In a complex, comprehensive, and ultimately deferential decision, California’s Fourth Appellate District has held that Gentry v. Superior Court (42 Cal. 4th 443 (2007)) remains good law until a higher court rules otherwise. See Truly Nolen of Amer. v. Super. Ct., No. D060519 (Cal. Ct. App. Aug. 9, 2012) (available here). As such, Truly Nolen accentuates the stakes in two arbitration-related petitions currently pending before the California Supreme Court: Iskanian v. CLS Transportation and Hoover v. American Income Life Insurance.

Following an extensive summary and analysis of leading California and U.S. Supreme Court precedent, the unanimous panel concluded as follows: “Although we agree with Truly Nolen that Concepcion implicitly disapproved the reasoning of the Gentry court, the United States Supreme Court did not directly address the precise issue presented in Gentry. Under the circumstances, we decline to disregard the California Supreme Court’s decision without specific guidance from our high court.” Slip op. at 24. Thus, despite the court’s belief that the U.S. Supreme Court “disapproved” of Gentry, they nonetheless deferred to the California Supreme Court, thereby setting a benchmark for other districts and divisions within California’s intermediate appellate court to follow.

The Truly Nolen decision has been designated for publication, thus increasing the likelihood that its approach will be followed until the California Supreme Court issues a definitive ruling as to Gentry.

Hamilton v. Suburban Propane: 113,000-Member Consumer Class Certified

A class of consumers claiming that they were overcharged by the defendant gas company has been certified by Los Angeles Superior Court Judge Elihu M. Berle. See Hamilton v. Suburban Propane Gas Corp., No. BC433779 (L.A. Super. Ct. Aug. 13, 2012) (order granting class certification). The class alleged that their monthly gas bills contained a line item designated as a “reg fee,” which did not in fact reflect a government-imposed fee. Rather, they contend that the “fee” was simply a device by which the defendant acquired additional, unapproved payments which were unconnected with the provision of any service.

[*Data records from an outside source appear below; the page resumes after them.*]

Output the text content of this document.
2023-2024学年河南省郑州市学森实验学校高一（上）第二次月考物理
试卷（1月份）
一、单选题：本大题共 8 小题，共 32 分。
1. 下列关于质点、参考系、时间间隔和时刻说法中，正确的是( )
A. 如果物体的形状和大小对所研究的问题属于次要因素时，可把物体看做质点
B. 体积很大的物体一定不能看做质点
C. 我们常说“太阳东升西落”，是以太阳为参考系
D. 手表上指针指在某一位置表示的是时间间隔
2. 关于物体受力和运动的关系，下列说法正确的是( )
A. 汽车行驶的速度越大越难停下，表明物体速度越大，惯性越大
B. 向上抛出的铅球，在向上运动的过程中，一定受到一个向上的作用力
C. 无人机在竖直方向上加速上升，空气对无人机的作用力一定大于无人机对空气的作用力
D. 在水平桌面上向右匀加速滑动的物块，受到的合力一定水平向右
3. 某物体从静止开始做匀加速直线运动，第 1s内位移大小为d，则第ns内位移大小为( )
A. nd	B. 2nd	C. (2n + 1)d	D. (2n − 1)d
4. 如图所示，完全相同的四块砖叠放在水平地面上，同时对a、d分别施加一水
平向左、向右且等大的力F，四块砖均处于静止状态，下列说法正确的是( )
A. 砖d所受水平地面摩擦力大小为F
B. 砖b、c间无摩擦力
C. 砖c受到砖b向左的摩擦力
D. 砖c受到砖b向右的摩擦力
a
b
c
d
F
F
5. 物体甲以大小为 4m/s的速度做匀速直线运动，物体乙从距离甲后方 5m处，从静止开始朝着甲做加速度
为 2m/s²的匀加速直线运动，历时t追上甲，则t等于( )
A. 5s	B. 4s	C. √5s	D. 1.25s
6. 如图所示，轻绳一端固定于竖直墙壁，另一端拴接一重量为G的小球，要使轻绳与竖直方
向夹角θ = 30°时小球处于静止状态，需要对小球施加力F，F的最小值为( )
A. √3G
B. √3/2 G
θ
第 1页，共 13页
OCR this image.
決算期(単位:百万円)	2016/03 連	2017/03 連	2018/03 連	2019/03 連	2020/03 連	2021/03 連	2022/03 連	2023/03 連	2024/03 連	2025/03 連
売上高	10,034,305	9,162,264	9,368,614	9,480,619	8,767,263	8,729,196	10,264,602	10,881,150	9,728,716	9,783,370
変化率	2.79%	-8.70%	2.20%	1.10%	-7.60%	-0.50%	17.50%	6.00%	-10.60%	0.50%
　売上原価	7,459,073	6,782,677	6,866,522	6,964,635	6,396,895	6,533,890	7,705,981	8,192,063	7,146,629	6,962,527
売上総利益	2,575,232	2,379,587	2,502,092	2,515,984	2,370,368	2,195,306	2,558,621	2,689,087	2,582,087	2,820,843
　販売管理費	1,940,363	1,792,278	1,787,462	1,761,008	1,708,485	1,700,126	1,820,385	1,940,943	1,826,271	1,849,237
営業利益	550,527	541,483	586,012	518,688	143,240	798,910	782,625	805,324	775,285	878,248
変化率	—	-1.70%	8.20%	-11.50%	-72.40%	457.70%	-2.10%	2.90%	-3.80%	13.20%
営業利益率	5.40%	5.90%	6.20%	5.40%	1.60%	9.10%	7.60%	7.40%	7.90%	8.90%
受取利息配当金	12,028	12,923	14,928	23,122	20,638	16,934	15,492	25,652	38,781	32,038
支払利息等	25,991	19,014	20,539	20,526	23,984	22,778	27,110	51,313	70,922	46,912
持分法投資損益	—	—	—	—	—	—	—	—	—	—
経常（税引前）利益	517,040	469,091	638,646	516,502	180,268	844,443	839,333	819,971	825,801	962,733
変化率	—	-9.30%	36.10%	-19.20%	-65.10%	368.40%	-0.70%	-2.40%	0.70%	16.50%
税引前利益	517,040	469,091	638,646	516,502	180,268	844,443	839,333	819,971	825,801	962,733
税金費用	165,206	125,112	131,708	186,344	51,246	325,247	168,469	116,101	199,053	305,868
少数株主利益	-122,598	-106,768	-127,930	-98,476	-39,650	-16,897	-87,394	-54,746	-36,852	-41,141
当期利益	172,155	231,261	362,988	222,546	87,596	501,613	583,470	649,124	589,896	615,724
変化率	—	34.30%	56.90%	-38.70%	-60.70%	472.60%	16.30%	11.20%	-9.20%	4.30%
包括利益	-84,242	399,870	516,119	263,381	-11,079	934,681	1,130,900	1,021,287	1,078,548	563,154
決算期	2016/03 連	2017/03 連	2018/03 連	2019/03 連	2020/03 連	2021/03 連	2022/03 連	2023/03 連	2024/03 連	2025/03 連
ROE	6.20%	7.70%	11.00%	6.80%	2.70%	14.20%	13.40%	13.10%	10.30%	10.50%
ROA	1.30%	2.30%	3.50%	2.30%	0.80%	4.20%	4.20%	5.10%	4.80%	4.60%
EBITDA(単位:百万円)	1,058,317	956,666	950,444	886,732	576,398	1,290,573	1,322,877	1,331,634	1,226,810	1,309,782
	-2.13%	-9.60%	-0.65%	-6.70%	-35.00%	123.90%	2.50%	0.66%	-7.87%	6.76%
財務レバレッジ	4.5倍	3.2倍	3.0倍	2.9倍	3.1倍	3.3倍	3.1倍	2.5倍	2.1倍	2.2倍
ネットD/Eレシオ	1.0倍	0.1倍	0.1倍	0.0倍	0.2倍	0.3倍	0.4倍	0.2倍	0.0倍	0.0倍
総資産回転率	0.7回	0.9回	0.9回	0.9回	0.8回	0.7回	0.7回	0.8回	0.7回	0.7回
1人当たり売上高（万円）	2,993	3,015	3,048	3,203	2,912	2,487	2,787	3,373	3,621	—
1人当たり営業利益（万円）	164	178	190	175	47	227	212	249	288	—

As is common in class certification battles, the issue of whether common questions of law or fact predominate proved dispositive, with the defendant arguing that the term “reg fee” does not necessarily have a common, deceptive meaning across the entire class. This gave rise to an exchange during the class certification hearing, with Judge Berle asking the defendant’s counsel, “Tell me, as a consumer, what does ‘reg fee’ mean?” The defendant’s lawyer responded that “[‘reg’ is] a reference for ‘regulatory,’ but that doesn’t have any inherent meaning in itself.” While not explicit in either the hearing transcript or Judge Berle’s minute order, it appears that counsel’s concession that “reg” referred to “regulatory” supported the plaintiffs’ contention that “reg fee” evokes a government-imposed fee, rather than an arbitrary amount that augments the utility’s own bottom line.

The adequacy of the class representative, Rosalie Hamilton, was also contested, on the basis of the fact that she is 102 years old. Even so, Judge Berle found Ms. Hamilton suitable to represent the class.